Walking around with some co-workers for lunch today it wreaked of vomit in the park across from the Federal Court house. Not conducive to fine dining to say the least.

Michael M., what do you mean Portland doesn't have "effective carrots and sticks in place"?

Our per capita expenditures for the problems is more than NYC or Boston. We have over 100 non-profits that work on the problems. We've had two 10 Year Plans to end homelessness. Were into our 6th year of the second. We're creating more of the problems and decreasing it by our totally acceptance of bad behavior.

Chris Smith needs to extend the trolley to Salem and work on his and many other's suggestion.

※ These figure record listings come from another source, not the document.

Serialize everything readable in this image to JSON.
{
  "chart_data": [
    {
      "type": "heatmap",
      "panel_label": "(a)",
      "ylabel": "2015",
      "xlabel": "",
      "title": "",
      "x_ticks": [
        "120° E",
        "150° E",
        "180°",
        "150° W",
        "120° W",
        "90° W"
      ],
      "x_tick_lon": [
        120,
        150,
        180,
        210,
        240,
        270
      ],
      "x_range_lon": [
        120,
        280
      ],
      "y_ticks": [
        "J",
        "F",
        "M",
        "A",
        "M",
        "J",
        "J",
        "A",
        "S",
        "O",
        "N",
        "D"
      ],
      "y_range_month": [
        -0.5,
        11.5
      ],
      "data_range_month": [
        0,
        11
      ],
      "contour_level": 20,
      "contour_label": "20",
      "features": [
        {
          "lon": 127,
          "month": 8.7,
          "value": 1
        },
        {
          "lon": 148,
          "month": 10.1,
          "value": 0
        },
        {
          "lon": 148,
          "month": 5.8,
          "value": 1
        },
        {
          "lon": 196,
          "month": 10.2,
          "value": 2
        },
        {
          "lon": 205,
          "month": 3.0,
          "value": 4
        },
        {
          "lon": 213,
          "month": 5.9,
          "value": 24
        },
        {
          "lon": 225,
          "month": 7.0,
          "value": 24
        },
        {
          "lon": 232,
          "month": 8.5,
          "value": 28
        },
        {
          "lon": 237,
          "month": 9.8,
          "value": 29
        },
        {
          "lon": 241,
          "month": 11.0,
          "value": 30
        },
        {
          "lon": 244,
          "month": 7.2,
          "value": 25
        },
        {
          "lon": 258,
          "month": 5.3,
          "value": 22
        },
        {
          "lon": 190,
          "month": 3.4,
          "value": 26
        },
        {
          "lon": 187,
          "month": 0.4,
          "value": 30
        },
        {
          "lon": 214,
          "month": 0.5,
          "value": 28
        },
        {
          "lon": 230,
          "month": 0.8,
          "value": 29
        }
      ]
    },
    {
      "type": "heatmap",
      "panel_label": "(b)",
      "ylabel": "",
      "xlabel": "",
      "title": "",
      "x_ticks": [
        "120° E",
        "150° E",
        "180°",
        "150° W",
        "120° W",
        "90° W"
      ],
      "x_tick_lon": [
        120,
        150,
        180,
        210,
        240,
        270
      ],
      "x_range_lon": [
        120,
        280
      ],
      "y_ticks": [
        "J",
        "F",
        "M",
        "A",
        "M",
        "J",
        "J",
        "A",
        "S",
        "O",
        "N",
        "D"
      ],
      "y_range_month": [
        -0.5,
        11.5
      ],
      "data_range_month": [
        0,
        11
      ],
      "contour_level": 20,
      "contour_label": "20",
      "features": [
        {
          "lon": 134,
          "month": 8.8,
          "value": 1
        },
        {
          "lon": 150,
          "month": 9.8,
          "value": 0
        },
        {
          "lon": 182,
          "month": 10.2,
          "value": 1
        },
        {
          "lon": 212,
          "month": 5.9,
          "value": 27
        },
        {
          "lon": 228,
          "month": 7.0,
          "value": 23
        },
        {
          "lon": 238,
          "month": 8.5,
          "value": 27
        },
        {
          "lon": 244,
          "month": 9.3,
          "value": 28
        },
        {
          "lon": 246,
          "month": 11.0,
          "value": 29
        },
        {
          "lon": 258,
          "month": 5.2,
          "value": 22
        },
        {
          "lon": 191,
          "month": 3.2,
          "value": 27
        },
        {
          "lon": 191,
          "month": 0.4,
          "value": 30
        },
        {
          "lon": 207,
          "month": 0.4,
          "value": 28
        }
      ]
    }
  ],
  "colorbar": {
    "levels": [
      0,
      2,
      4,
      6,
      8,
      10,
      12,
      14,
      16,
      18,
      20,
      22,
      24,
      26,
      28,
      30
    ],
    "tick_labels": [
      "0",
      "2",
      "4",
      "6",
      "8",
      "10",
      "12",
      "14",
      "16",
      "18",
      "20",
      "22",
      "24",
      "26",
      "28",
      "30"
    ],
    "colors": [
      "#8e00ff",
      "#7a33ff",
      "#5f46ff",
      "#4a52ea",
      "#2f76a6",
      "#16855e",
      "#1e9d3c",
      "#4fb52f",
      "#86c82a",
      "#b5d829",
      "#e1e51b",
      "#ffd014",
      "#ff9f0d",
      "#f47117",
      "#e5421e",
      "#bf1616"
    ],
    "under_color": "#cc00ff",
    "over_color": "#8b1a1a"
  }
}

All I Know is that after coming back to Portland to visit family for Thanksgiving I was appalled at the number of vagrants, punky kids and panhandlers downtown. Much worse than in Sacramento, Reno or even San Francisco for that matter.
Not to mention the huge number of vacant shops downtown.

Who cares about panhandlers?

While walking through his cornfield, Ray hears a voice whisper, "If you build it.........

Maybe the city could hire a cadre of acting coaches and unemployed english majors who have aspirations to write... and they could, together, come up with unique and plausible stories that panhandlers could use on the street to scam surburbanites out of their money.

That way people that would otherwise feel threatened, instead get to bask in their (false) charity and altruism on the drive back out to Sherwood for helping that disheveled woman out who couldn't quite afford ers diabetes drugs at the pharmacy, or, say, the guy who's truck was stolen and couldn't afford the taxi cab back home.